A la suite de l'intervention de la Commission, les clubs sont convenus de supprimer le tarif minimal prévu dans l'accord initialement notifié. Le texte de l'accord actuel contient encore des clauses limitant la concurrence au sens de l'article 85 paragraphe 1. En l'absence d'un accord, les assureurs seraient libres d'offrir pour les navires-citernes des tarifs qu'ils fixeraient d'après leur propre évaluation des risques.Par ailleurs, l'accord actuel impose aux clubs l'obligation de tenir dûment compte dans leur tarification des éléments de coût suivants:
i) demandes d'indeminisation à concurrence du montant assumé par le club;
ii) contributions aux demandes d'indemnisation assumées par le pool;
iii) coût de la réassurance;
iv) frais administratifs.
En outre, les clubs recommandent chaque année la constitution d'une provision minimale raisonnable pour faire face aux demandes d'indemnisation assumées par le pool.
Donc, même si l'obligation de pratiquer uniformément un tarif minimal n'existe plus, les assureurs sont limités dans leur liberté de tarification pour les navires-citernes.
(29) L'accord notifié est susceptible d'exercer un effet sensible sur les échanges entre les Etats membres, du fait qu'il est applicable dans l'ensemble du Marché commun et dans les pays tiers. La presque totalité de la flotte marchande communautaire est assurée par les clubs, de sorte qu'il est courant que des navires battant pavillon d'un Etat membre soient assurés auprès d'un club établi dans un autre. En outre, des clubs ayant des établissements dans plusieurs Etats membres sont parties à l'accord.

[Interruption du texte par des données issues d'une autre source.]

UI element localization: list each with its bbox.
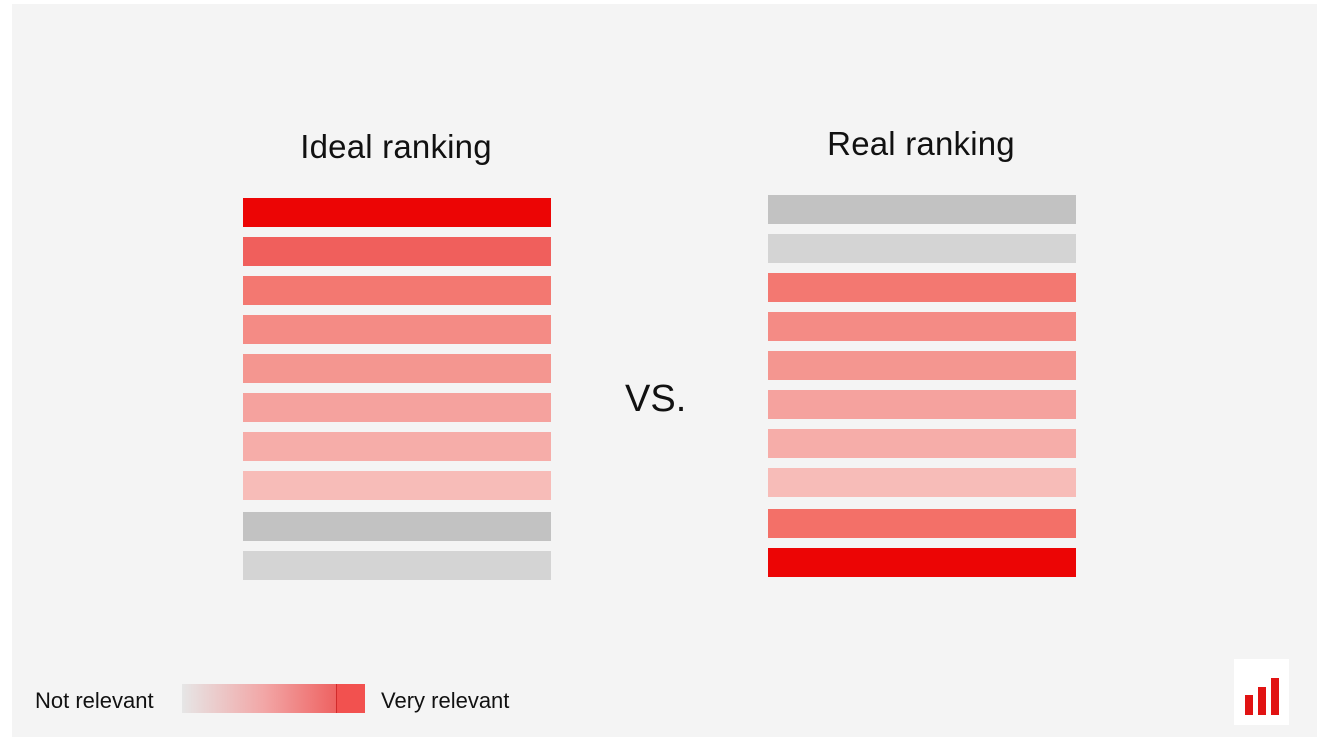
ideal-bar-1 (243, 198, 551, 227)
ideal-bar-3 (243, 276, 551, 305)
logo-bar-medium (1258, 687, 1266, 715)
ideal-bar-2 (243, 237, 551, 266)
real-bar-8 (768, 468, 1076, 497)
real-bar-10 (768, 548, 1076, 577)
ideal-bar-9 (243, 512, 551, 541)
legend-bar-end (336, 684, 365, 713)
slide (12, 4, 1317, 737)
logo-bar-short (1245, 695, 1253, 715)
real-bar-5 (768, 351, 1076, 380)
real-bar-2 (768, 234, 1076, 263)
real-bar-9 (768, 509, 1076, 538)
relevance-gradient-legend (182, 684, 365, 713)
logo-bar-tall (1271, 678, 1279, 715)
ideal-bar-8 (243, 471, 551, 500)
bar-chart-logo-icon (1234, 659, 1289, 725)
legend-not-relevant-label: Not relevant (35, 688, 154, 713)
vs-label: VS. (625, 378, 687, 420)
real-bar-6 (768, 390, 1076, 419)
real-bar-3 (768, 273, 1076, 302)
real-bar-7 (768, 429, 1076, 458)
ideal-bar-7 (243, 432, 551, 461)
real-bar-4 (768, 312, 1076, 341)
real-ranking-title: Real ranking (827, 125, 1015, 162)
ideal-bar-6 (243, 393, 551, 422)
real-bar-1 (768, 195, 1076, 224)
legend-very-relevant-label: Very relevant (381, 688, 510, 713)
ideal-ranking-title: Ideal ranking (300, 128, 492, 165)
ideal-bar-5 (243, 354, 551, 383)
ideal-bar-10 (243, 551, 551, 580)
ideal-bar-4 (243, 315, 551, 344)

B. Article 85 paragraphe 3
(30) Aux termes de l'article 85 paragraphe 3 du traité CEE, les dispositions de l'article 85 paragraphe 1 peuvent être déclarées inapplicables à tout accord entre entreprises qui contribue à améliorer la production ou la distribution des produits ou à promouvoir le progrès technique ou économique, tout en réservant aux utilisateurs une partie équitable du profit qui en résulte, et sans;
a) imposer aux entreprises intéressées des restrictions qui ne sont pas indispensables pour atteindre ces objectifs;
b) donner à ces entreprises la possibilité, pour une partie substantielle des produits en cause, d'éliminer la concurrence.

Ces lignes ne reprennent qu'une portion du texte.